The audit log entries within ASM start with log data transferred from the Office 365 unified audit log. However, they are enhanced with heuristics, with data from the Microsoft Intelligent Security Graph, with IP address ranges and user groups that you identify in ASM, and finally with data that's collected as you manage ASM Alerts.
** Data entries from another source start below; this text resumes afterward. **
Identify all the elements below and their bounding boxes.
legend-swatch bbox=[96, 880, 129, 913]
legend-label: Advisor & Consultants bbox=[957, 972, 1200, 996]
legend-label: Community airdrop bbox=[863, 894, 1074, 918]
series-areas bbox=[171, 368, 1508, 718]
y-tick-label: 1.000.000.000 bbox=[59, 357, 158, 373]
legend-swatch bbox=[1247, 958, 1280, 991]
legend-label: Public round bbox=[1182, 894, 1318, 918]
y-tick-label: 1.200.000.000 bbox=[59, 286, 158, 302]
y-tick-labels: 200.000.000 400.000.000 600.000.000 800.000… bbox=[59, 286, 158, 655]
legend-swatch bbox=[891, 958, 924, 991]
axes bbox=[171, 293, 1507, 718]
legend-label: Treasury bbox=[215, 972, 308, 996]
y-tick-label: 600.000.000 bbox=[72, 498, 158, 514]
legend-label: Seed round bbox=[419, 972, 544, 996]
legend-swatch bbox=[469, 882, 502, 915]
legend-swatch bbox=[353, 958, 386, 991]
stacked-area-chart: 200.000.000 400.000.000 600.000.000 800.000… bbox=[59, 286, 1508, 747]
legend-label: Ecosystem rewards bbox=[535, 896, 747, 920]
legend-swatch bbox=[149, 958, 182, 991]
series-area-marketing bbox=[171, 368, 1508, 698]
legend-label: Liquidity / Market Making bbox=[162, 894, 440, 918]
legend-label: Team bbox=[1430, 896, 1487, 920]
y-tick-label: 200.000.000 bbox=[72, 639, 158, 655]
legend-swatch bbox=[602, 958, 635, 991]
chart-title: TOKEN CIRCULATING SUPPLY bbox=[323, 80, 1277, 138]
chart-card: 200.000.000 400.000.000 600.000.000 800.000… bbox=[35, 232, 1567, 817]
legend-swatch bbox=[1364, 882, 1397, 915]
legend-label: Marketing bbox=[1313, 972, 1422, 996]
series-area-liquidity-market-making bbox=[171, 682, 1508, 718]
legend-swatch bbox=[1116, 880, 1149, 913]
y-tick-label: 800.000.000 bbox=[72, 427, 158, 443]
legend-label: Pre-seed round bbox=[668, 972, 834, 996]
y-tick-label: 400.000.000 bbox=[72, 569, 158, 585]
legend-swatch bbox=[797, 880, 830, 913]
Advanced Security Management will retain this audit log data for 6 months.

Other Options

If you need to retain audit log data for longer periods of time, there are other options available:
  • You can download log data from the Unified Audit Log using PowerShell: Search-UnifiedAuditLog. You can run a script calling this command for the current day, on a daily basis scheduled using a Windows scheduled task, and store the resulting log file on premise for as long as you want.
  • You can use the PowerShell cmdlet mentioned to download audit log data daily and integrated it into an on premise SEIM solution.
  • You can subscribe to one of several hosted solutions which integrate with the Office 365 Unified Audit Log and store audit log entries longer term. An example of one of these solutions is Microsoft Operations Management Suite. This solution will subscribe to the Unified Audit Log in your tenant using the Management Activity API and it will store entries for as long as you wish. You can get more information on this integration here: Microsoft Operations Management Suite with Office 365.

More Information...

Microsoft documentation on searching the Office 365 Unified Audit Log can be found here: Search the audit log in the Office 365 Security & Compliance Center.

You can find more information on Advanced Security Management on this blog at this series of articles:

Enjoy.
-Antonio

4 comments:

  1. Antonio,

    Great presentation at SharePoint Saturday NYC.
    I'm the one who questioned the 90 day maxiumum retention period for the Unified Audit Log in Office 365.

    It appears that the PowerShell cmdlt auditLogTrimmingRentention parameter = no. of days accepts values up to 2,147,483,647 days, or just over 58796 centuries.
    So a measly value of 7 years or 2520 shouldn't be much.
    https://social.technet.microsoft.com/Forums/windowsserver/en-US/1cd8d0e1-82f7-4472-be77-de02ded1ebf0/sharepoint-2013-audit-log-and-max-period-for-retention?forum=sharepointgeneral

    It appears to be available with SharePoint 2013 on-premises.